Harvard sophomore set to play in the main draw on February 11
  | By Brian Coleman
New York Open College Wild Card Invitational winner Brian Shi with New York Open Tournament Director Peter Lebedevs.
Photo courtesy of the New York Open

 

The third installment of the New York Open once again brings professional tennis to Long Island and for Brian Shi, this year’s tournament will certainly be one he will not forget.

Shi, a Jericho native and a sophomore at Harvard University, will take to the black courts of NYCB LIVE, home of the Nassau Veterans Memorial Coliseum and compete in his first ever ATP World Tour match. Shi earned the main draw entry by way of winning the New York Open College Wild Card Invitational at the USTA Billie Jean King National Tennis Center in Flushing Meadows.

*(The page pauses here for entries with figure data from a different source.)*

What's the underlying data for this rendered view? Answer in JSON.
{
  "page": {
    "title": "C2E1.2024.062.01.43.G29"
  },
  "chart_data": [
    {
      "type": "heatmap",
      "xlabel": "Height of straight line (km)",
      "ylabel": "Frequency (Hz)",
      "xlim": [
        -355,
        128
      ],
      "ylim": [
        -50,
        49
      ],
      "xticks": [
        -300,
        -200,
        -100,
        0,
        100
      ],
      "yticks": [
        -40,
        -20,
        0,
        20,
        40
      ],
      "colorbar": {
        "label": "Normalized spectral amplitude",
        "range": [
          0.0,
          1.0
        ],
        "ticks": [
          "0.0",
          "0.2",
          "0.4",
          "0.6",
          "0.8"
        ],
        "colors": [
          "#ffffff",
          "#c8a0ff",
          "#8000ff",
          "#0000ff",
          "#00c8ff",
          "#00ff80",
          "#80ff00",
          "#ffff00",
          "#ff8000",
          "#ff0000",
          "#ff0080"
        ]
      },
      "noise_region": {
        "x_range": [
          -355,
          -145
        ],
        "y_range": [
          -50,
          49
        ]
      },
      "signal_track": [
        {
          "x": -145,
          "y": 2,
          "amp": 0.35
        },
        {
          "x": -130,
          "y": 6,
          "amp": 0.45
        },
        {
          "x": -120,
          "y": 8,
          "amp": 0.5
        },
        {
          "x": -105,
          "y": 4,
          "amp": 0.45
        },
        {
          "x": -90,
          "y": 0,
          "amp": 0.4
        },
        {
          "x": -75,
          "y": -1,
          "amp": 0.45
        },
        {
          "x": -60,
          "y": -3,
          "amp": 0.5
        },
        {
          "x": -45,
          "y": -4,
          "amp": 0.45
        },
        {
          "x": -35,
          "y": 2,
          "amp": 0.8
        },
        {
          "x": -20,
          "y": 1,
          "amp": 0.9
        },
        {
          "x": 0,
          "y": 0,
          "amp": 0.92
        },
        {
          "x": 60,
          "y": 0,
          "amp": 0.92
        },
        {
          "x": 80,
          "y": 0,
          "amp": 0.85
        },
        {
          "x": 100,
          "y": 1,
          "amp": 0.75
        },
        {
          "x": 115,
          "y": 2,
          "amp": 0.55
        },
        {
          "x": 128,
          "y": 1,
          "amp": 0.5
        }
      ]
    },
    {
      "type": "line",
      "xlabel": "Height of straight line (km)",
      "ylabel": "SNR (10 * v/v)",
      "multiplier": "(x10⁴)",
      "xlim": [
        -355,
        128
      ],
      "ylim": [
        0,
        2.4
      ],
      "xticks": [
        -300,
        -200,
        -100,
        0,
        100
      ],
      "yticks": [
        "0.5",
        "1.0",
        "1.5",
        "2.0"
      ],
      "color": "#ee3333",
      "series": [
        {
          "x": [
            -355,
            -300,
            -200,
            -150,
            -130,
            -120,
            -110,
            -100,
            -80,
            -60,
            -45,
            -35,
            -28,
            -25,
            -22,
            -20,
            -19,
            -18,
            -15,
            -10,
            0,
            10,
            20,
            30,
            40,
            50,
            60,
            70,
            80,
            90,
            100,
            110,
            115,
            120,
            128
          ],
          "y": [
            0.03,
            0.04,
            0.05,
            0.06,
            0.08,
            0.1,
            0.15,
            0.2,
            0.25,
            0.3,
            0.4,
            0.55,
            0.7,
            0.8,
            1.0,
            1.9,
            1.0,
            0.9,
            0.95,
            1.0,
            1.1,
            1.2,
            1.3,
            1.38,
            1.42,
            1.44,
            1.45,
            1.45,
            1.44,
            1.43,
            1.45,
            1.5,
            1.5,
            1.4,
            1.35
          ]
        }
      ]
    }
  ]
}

“I’ve thought about it every night since winning that last match, I’m going to do everything I can do to be prepared,” said Shi. “Being able to play near my hometown, just minutes from where I grew up and in front of friends and family, is indescribable.”

Shi had to advance through five rounds in the Wild Card Invitational, first taking out Brown’s Robert Siniakowicz 6-2, 6-0 in the opening round before receiving a walk over when top-seed Aleksandar Kovacevic of Illinois was forced to withdraw with an injury.

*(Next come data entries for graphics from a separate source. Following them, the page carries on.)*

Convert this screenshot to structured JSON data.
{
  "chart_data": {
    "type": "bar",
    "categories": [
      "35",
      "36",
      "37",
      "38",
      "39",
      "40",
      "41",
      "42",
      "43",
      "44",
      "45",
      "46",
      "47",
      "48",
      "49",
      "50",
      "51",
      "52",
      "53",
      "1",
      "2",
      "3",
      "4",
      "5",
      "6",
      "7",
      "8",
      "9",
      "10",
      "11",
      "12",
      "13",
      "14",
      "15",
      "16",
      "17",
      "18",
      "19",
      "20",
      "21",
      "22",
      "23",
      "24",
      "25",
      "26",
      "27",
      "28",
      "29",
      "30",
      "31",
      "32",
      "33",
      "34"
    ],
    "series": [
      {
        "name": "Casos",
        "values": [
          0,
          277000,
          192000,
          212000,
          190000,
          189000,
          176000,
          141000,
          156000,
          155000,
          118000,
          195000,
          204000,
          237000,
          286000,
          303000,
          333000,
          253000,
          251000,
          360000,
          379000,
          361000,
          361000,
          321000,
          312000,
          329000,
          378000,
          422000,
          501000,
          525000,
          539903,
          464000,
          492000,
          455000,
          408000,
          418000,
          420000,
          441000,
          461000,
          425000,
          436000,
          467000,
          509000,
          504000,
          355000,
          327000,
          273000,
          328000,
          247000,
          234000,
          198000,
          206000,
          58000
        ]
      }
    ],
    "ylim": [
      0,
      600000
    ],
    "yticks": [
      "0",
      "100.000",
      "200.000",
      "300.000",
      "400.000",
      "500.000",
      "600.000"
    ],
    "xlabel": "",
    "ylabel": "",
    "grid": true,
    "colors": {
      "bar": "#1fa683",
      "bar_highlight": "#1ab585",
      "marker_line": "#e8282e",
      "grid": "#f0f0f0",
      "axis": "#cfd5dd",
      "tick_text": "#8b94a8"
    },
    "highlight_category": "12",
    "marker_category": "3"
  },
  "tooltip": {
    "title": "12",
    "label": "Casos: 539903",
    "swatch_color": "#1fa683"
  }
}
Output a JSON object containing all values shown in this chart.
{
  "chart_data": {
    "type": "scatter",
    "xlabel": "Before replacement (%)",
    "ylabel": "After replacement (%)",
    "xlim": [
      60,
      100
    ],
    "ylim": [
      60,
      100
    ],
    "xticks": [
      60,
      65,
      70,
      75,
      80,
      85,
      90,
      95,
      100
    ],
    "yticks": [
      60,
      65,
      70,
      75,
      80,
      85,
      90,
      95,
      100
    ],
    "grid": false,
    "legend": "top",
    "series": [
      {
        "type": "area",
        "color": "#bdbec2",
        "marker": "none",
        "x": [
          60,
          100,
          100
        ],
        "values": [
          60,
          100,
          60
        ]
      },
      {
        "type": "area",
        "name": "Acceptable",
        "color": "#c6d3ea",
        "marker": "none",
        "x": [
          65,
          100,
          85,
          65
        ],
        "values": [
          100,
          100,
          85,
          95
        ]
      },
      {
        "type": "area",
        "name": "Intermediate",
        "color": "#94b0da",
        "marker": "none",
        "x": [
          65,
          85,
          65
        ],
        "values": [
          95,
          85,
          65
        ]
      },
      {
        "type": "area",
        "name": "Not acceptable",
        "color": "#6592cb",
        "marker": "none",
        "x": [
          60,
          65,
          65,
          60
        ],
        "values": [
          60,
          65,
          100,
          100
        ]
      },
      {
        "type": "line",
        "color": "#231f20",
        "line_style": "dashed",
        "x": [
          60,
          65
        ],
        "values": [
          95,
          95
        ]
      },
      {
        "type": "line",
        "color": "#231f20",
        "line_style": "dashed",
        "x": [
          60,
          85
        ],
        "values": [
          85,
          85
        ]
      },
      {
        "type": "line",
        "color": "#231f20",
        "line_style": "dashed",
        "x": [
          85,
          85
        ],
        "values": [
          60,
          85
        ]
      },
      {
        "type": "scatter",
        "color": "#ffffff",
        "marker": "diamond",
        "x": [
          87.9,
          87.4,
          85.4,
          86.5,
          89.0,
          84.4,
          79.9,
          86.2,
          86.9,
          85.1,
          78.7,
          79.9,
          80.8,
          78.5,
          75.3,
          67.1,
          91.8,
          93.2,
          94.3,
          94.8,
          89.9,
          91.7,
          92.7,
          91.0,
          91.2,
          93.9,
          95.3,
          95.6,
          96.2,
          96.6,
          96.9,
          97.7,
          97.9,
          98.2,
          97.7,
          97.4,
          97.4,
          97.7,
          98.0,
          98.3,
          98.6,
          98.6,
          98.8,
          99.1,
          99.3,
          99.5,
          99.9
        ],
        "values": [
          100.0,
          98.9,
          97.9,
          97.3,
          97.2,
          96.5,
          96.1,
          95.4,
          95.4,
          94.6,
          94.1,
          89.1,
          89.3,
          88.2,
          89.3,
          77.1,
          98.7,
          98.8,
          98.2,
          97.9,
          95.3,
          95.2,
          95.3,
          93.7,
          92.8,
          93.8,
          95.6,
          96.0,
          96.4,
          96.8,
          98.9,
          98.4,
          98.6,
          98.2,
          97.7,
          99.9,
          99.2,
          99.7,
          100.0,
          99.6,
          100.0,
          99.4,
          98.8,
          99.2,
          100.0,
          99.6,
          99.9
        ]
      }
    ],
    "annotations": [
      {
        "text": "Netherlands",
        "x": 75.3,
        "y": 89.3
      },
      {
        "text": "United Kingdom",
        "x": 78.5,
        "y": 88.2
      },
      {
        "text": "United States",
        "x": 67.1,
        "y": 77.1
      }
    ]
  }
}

Up next was eighth-seed Evan Bynoe, a junior from Cornell, and Shi came through with a 6-2, 6-1 victory, before defeating Columbia’s Austen Huang 6-4, 6-4 and securing his spot in the championship match.

Awaiting him in the finals was a familiar opponent: his Harvard teammate and second-seed Ronan Jachuck.

“It’s always tough playing a teammate and friend,” said Shi. “We’re as comfortable with each other’s games as anyone can be considering we practice nearly every day together. We had very different fall seasons heading into this tournament; he played great, and I was injured and was unable to really play any tournaments. So going into the match I did feel like kind of the underdog, and because of that I felt like I was able to play more freely and go for my shots.”

The match would be decided by just a few points as Shi edged Jachuck 7-6, 7-6 to win the tournament and book his spot in the New York Open main draw.

“We both played great, it just came down to a few of those big points,” said Shi. “The match could have gone either way, and maybe I just got lucky on a few of those big points, but I felt like I put myself in a good position to get lucky…I think it shows how good our Harvard team can be this season, to have two of us playing in the finals of a tournament featuring the best collegiate players in the northeast. It really gives us confidence as a team heading into this season.”

Shi now prepares for the biggest match of his life, up to this point, as he is scheduled to play in the Night Session on Tuesday, February 11, New York Open’s College Night.

“I don’t think I am going to change up my routine; it’s still tennis,” said Shi, talking about his preparation for his New York Open debut. “Even though the guy on the other side of the net is a lot more accomplished than I am, he’s still human and he’ll be hitting the same tennis ball as I am. It feels good to be completely healthy, and I am going to do everything I can to be prepared.”